When an artist’s career spans many decades, art movements and locations around the globe, it can be disorienting to follow the wave of changes or evolutions swimming through time. One of the greatest features of the art poster world is the trail of exhibition posters, serving to contextualize a body of work in a geographic place, a time and even sometimes a cultural institution of significant note. When important museums organize a selection of work by a particular artist, their show posters represent a pinpoint marking the atmosphere of the art world at that moment, and further echoing the larger cultural motions of the world in general. These posters reflect a certain historical archive, part of a story told through curated selection, date, city, typography, color choices and more. More than just a print of a great artist’s work, they hold the flavor of whatever magic was circulating at the time, often the very same essences working to inspire the art in the first place.
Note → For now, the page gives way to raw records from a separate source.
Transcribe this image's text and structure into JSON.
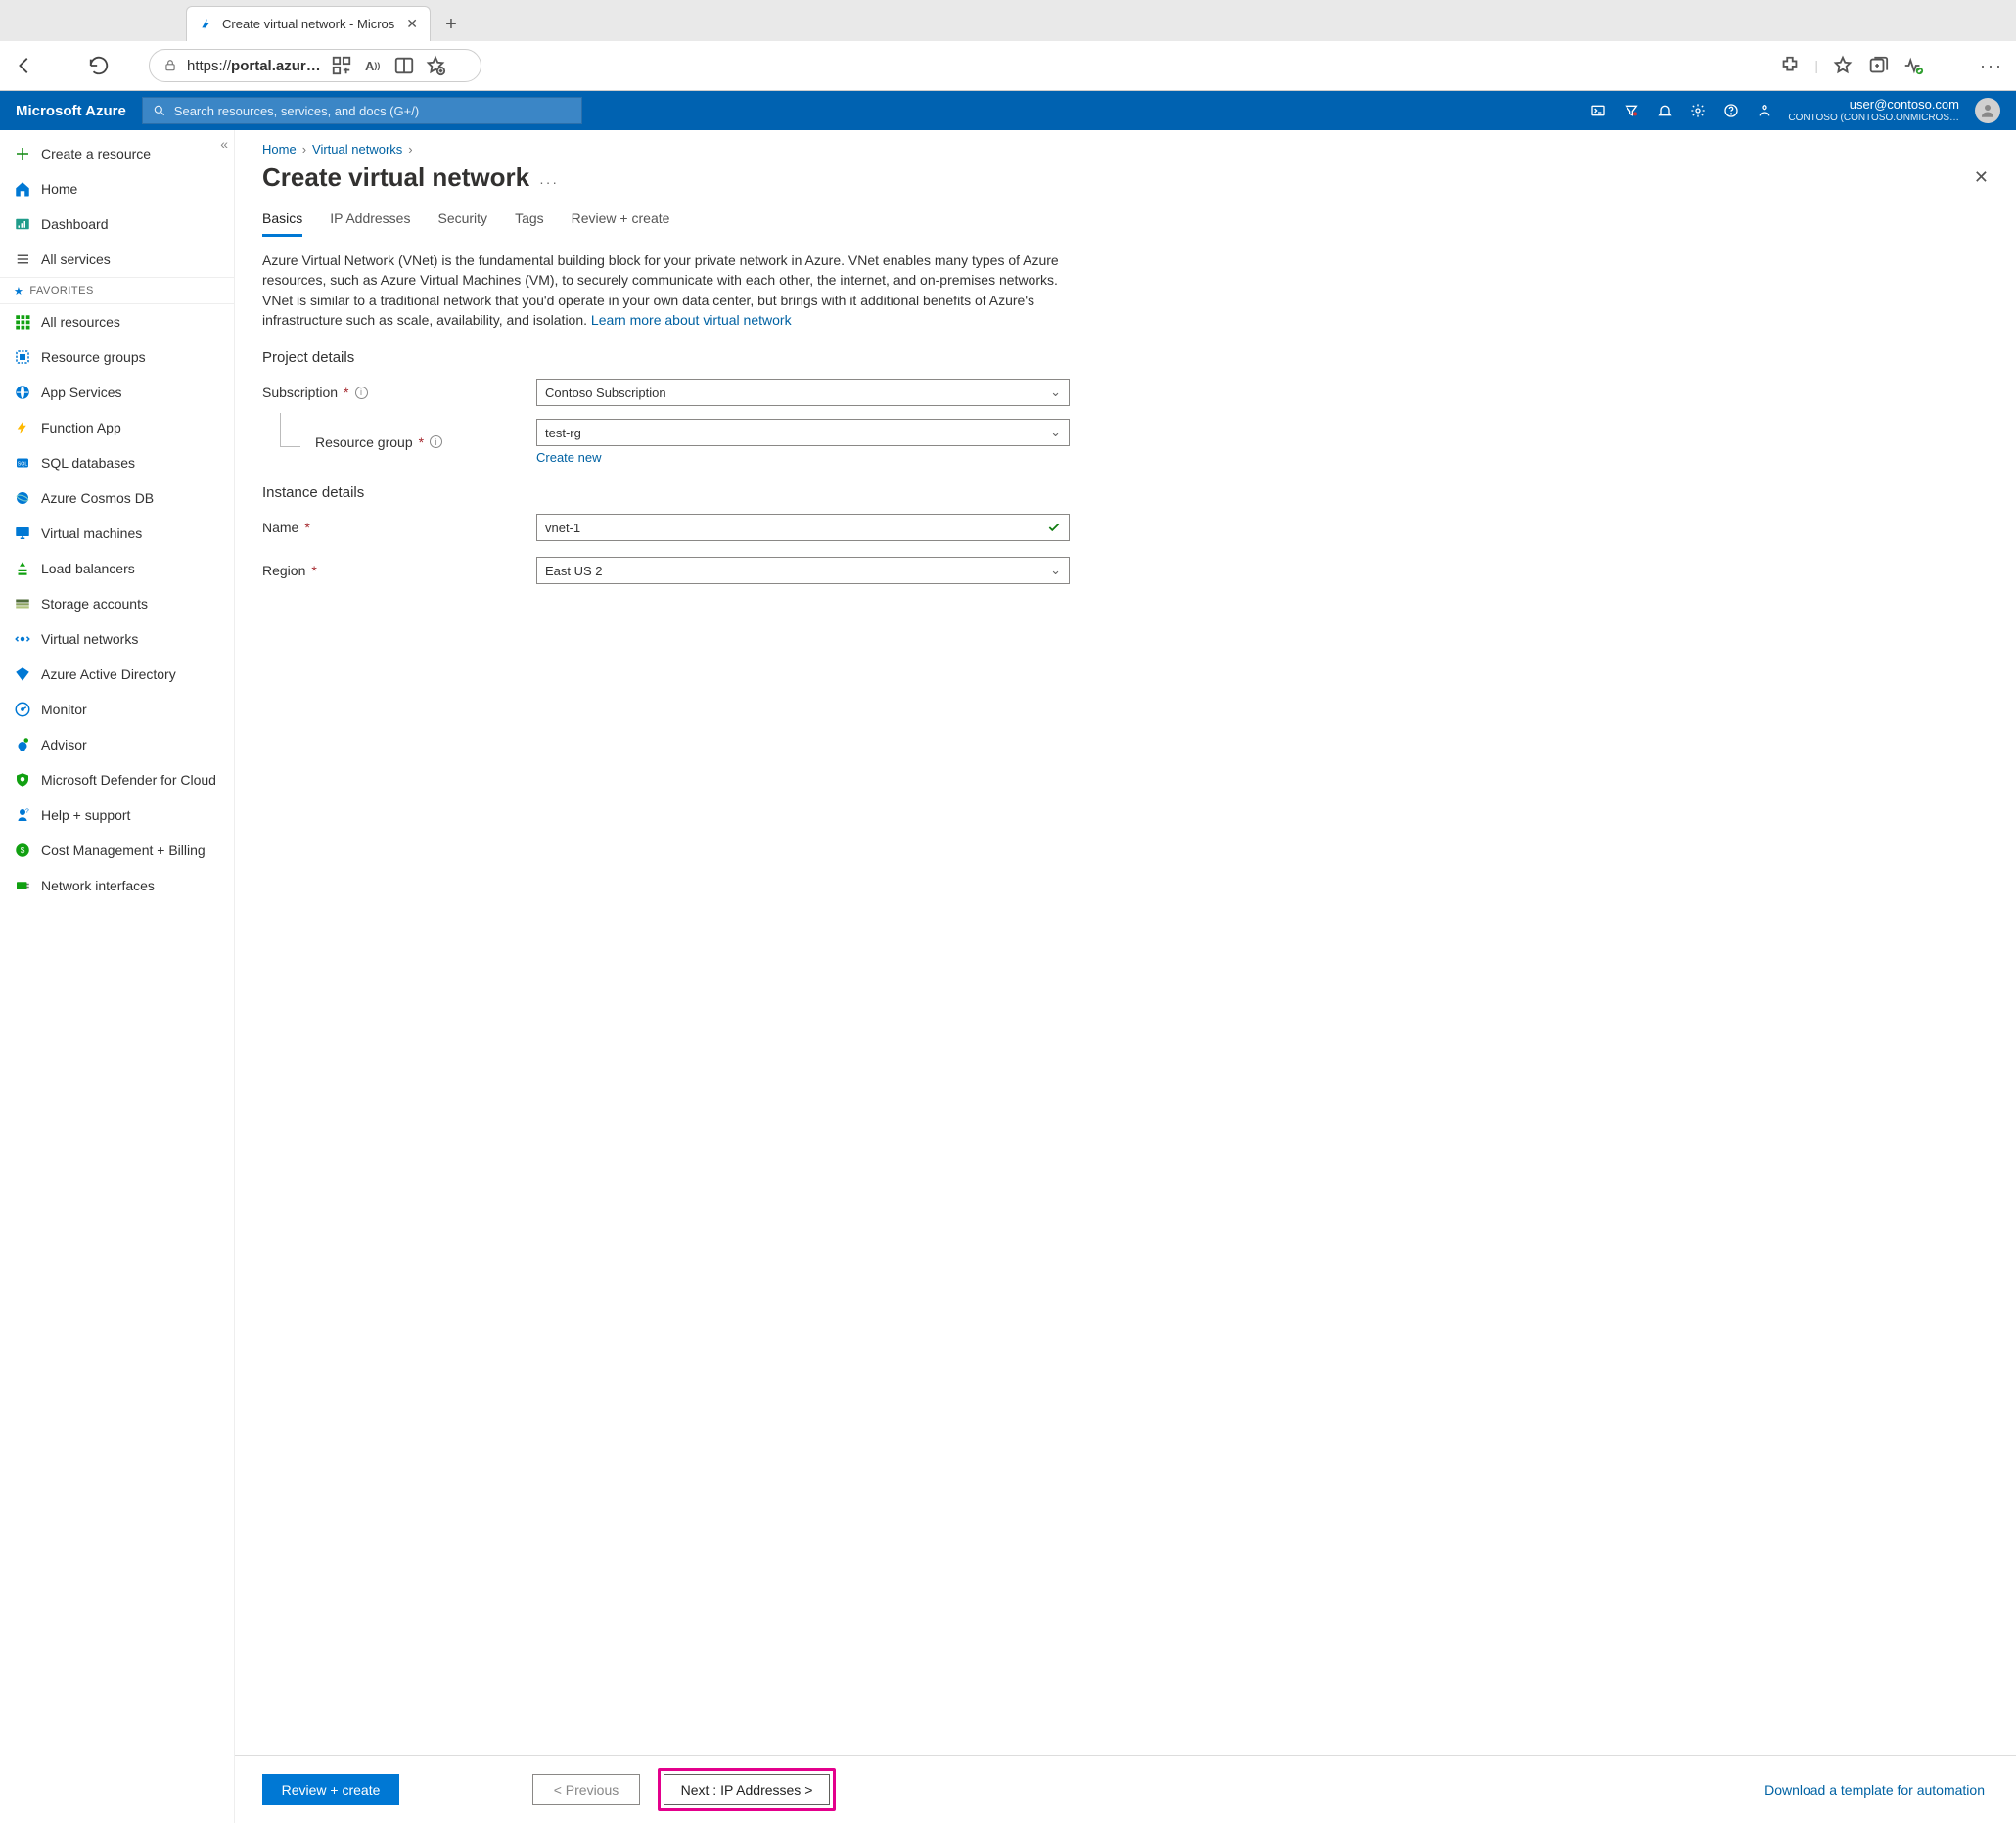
{
  "browser": {
    "tab_title": "Create virtual network - Micros",
    "url_prefix": "https://",
    "url_host": "portal.azur…"
  },
  "header": {
    "brand": "Microsoft Azure",
    "search_placeholder": "Search resources, services, and docs (G+/)",
    "user_email": "user@contoso.com",
    "tenant": "CONTOSO (CONTOSO.ONMICROS…"
  },
  "side_nav": {
    "create": "Create a resource",
    "home": "Home",
    "dashboard": "Dashboard",
    "all_services": "All services",
    "favorites_label": "FAVORITES",
    "items": [
      "All resources",
      "Resource groups",
      "App Services",
      "Function App",
      "SQL databases",
      "Azure Cosmos DB",
      "Virtual machines",
      "Load balancers",
      "Storage accounts",
      "Virtual networks",
      "Azure Active Directory",
      "Monitor",
      "Advisor",
      "Microsoft Defender for Cloud",
      "Help + support",
      "Cost Management + Billing",
      "Network interfaces"
    ]
  },
  "breadcrumb": {
    "home": "Home",
    "vnets": "Virtual networks"
  },
  "page": {
    "title": "Create virtual network",
    "tabs": [
      "Basics",
      "IP Addresses",
      "Security",
      "Tags",
      "Review + create"
    ],
    "active_tab_index": 0,
    "intro": "Azure Virtual Network (VNet) is the fundamental building block for your private network in Azure. VNet enables many types of Azure resources, such as Azure Virtual Machines (VM), to securely communicate with each other, the internet, and on-premises networks. VNet is similar to a traditional network that you'd operate in your own data center, but brings with it additional benefits of Azure's infrastructure such as scale, availability, and isolation.   ",
    "learn_more": "Learn more about virtual network",
    "sections": {
      "project_details": "Project details",
      "instance_details": "Instance details"
    },
    "fields": {
      "subscription_label": "Subscription",
      "subscription_value": "Contoso Subscription",
      "resource_group_label": "Resource group",
      "resource_group_value": "test-rg",
      "create_new": "Create new",
      "name_label": "Name",
      "name_value": "vnet-1",
      "region_label": "Region",
      "region_value": "East US 2"
    }
  },
  "footer": {
    "review": "Review + create",
    "previous": "< Previous",
    "next": "Next : IP Addresses >",
    "download": "Download a template for automation"
  }
}
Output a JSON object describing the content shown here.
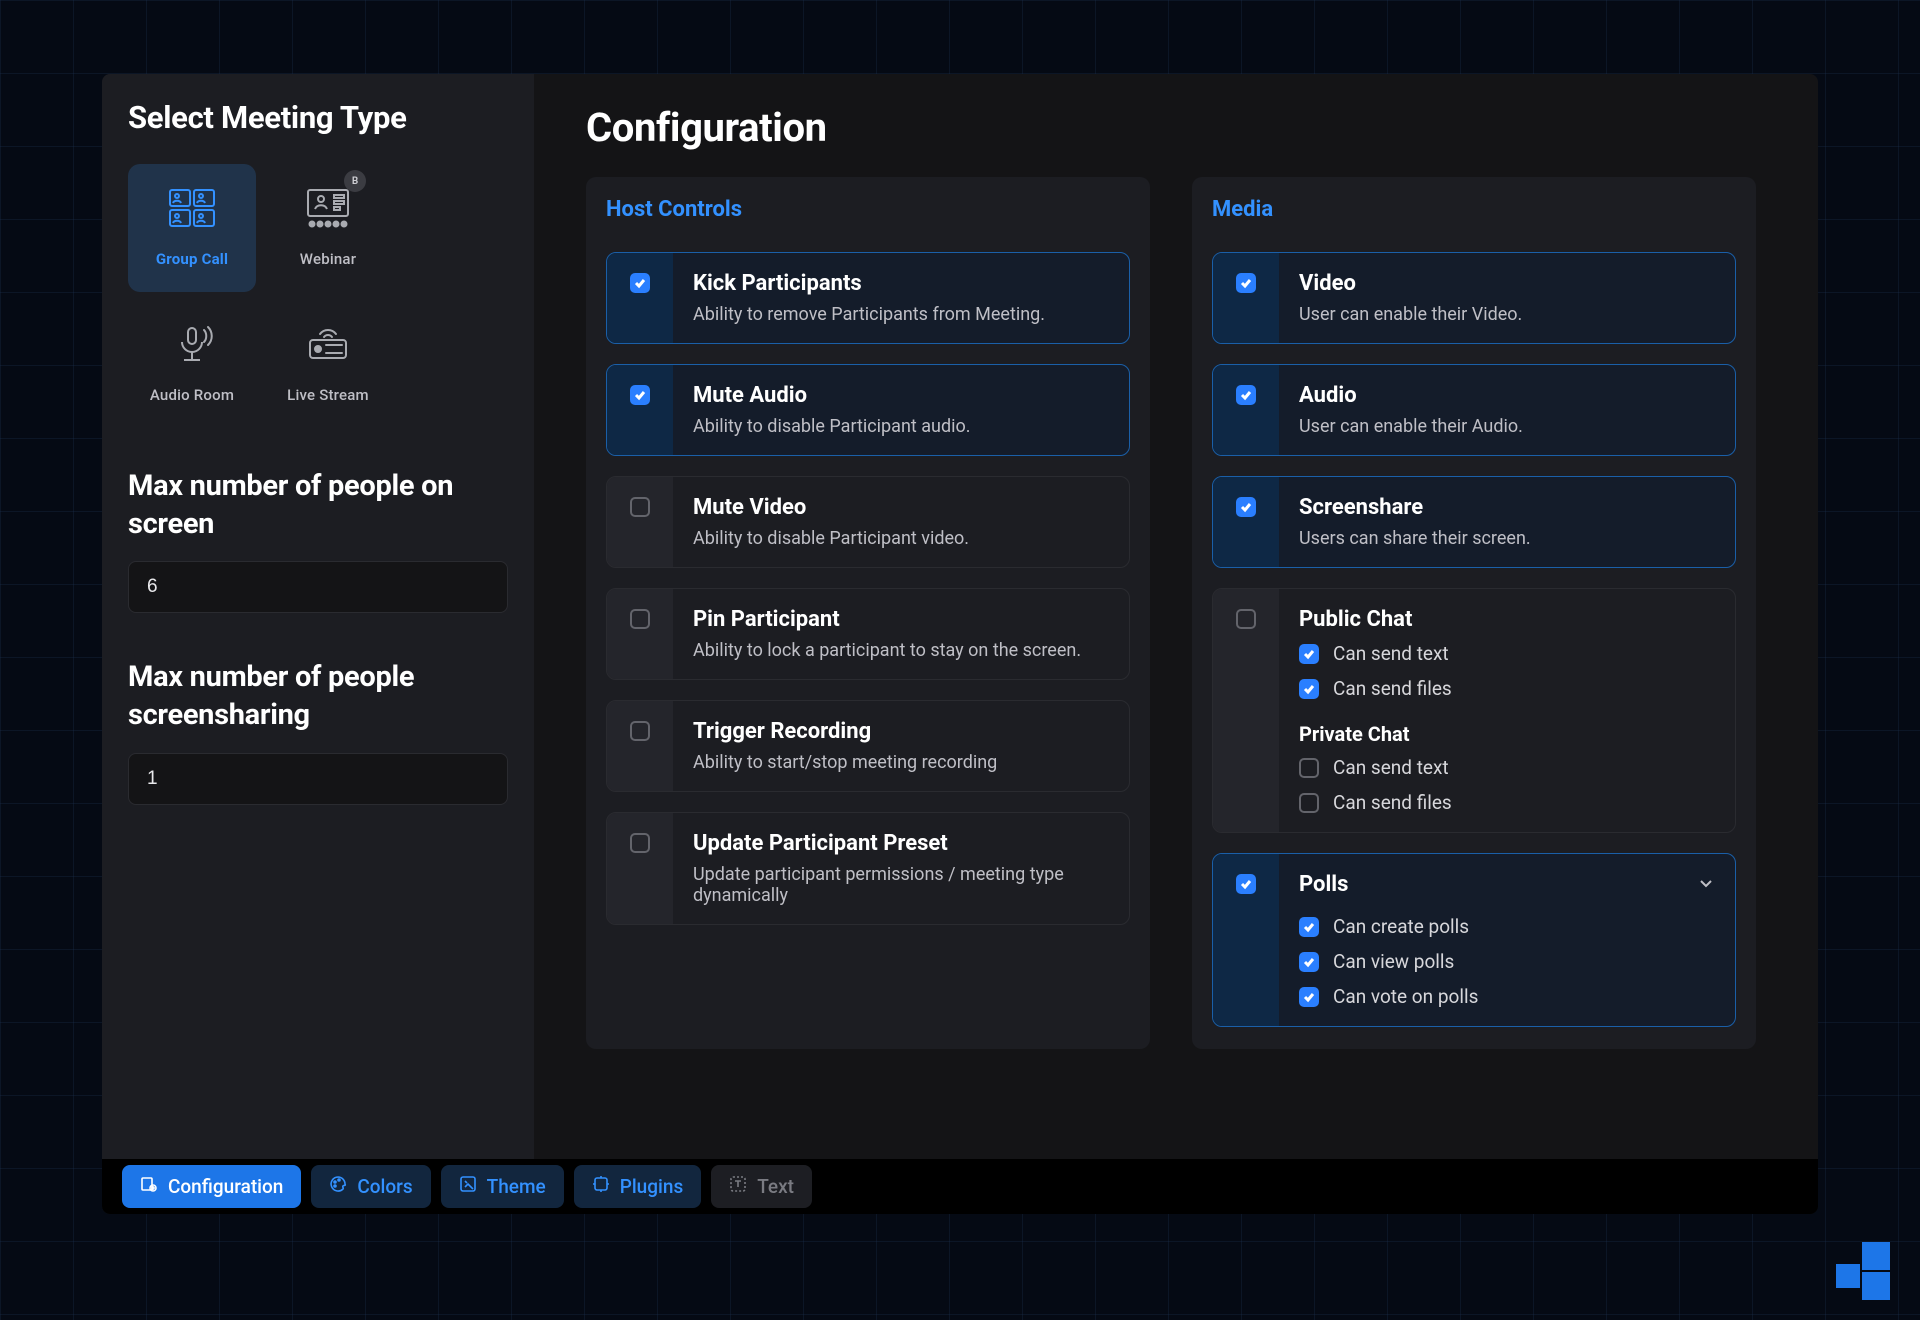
{
  "sidebar": {
    "title": "Select Meeting Type",
    "types": [
      {
        "id": "group-call",
        "label": "Group Call",
        "active": true
      },
      {
        "id": "webinar",
        "label": "Webinar",
        "badge": "B"
      },
      {
        "id": "audio-room",
        "label": "Audio Room"
      },
      {
        "id": "live-stream",
        "label": "Live Stream"
      }
    ],
    "max_people_label": "Max number of people on screen",
    "max_people_value": "6",
    "max_screenshare_label": "Max number of people screensharing",
    "max_screenshare_value": "1"
  },
  "main": {
    "title": "Configuration",
    "host_controls": {
      "title": "Host Controls",
      "items": [
        {
          "checked": true,
          "title": "Kick Participants",
          "desc": "Ability to remove Participants from Meeting."
        },
        {
          "checked": true,
          "title": "Mute Audio",
          "desc": "Ability to disable Participant audio."
        },
        {
          "checked": false,
          "title": "Mute Video",
          "desc": "Ability to disable Participant video."
        },
        {
          "checked": false,
          "title": "Pin Participant",
          "desc": "Ability to lock a participant to stay on the screen."
        },
        {
          "checked": false,
          "title": "Trigger Recording",
          "desc": "Ability to start/stop meeting recording"
        },
        {
          "checked": false,
          "title": "Update Participant Preset",
          "desc": "Update participant permissions / meeting type dynamically"
        }
      ]
    },
    "media": {
      "title": "Media",
      "items": [
        {
          "checked": true,
          "title": "Video",
          "desc": "User can enable their Video."
        },
        {
          "checked": true,
          "title": "Audio",
          "desc": "User can enable their Audio."
        },
        {
          "checked": true,
          "title": "Screenshare",
          "desc": "Users can share their screen."
        }
      ],
      "chat": {
        "master_checked": false,
        "public_label": "Public Chat",
        "public_items": [
          {
            "checked": true,
            "label": "Can send text"
          },
          {
            "checked": true,
            "label": "Can send files"
          }
        ],
        "private_label": "Private Chat",
        "private_items": [
          {
            "checked": false,
            "label": "Can send text"
          },
          {
            "checked": false,
            "label": "Can send files"
          }
        ]
      },
      "polls": {
        "master_checked": true,
        "title": "Polls",
        "items": [
          {
            "checked": true,
            "label": "Can create polls"
          },
          {
            "checked": true,
            "label": "Can view polls"
          },
          {
            "checked": true,
            "label": "Can vote on polls"
          }
        ]
      }
    }
  },
  "tabs": [
    {
      "id": "configuration",
      "label": "Configuration",
      "active": true
    },
    {
      "id": "colors",
      "label": "Colors"
    },
    {
      "id": "theme",
      "label": "Theme"
    },
    {
      "id": "plugins",
      "label": "Plugins"
    },
    {
      "id": "text",
      "label": "Text",
      "muted": true
    }
  ],
  "colors": {
    "accent": "#2a7fff",
    "bg_dark": "#141416",
    "panel": "#1c1d22",
    "checked_border": "#1a5fa8"
  }
}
For an exhibition at the Whitney Museum of Modern Art showing Frank Stella’s work from 1967-1982, this show poster was created in 1983. Stella’s move to printmaking went hand in hand with the rise of the lithography revival in the United States since its development in the 1950s. This show represented the first encyclopedic exhibition of his oeuvre, as well as the first occasion to evaluate the printmaking accomplishments of this influential American painter.
Large Phil Fingerprint is a first edition exhibition poster for Chuck Close's "Close Portraits" show held at the Whitney from April 14 - June 21 in 1981. Hilton Kramer for The New York Times published a piece titled “Art View; Chuck Close’s Break With Photography” about this exhibition, remarking on influences of Pop Art, Minimalism and Abstraction of the 1960s and 70s, and Close’s relationship with the camera and the grid. This show seems to be referencing a publicly changing concept about realism in art, and what kinds of conversations such art was influencing and commenting on.
"These posters reflect a certain historical archive, part of a story told through curated selection, date, city, typography, color choices and more."
This silkscreen print was designed by Roy Lichtenstein for his first solo exhibition at the Guggenheim Museum in New York from September 19 - November 16 in 1969. In the early 60s Lichtenstein was experimenting with and perfecting his most celebrated imagery, the comic book inspired work for which he has become famous. The late 60s saw his shift towards a series using his signature Ben-Day dots for a broader range of artistic exploration. His focus on geometry and line opened the doors for him to pursue interests in familiar architectural structures, patterns borrowed from Art Deco and other subtly evocative motifs. This exhibition poster not only alludes to his “dot” in its overall composition, but also uses a “V” in the place of a “U” in its typography, as is the case in many centuries-old stone architectural inscriptions, further displaying the supposedly outrageous discrepancy between old and new that his work was highlighting.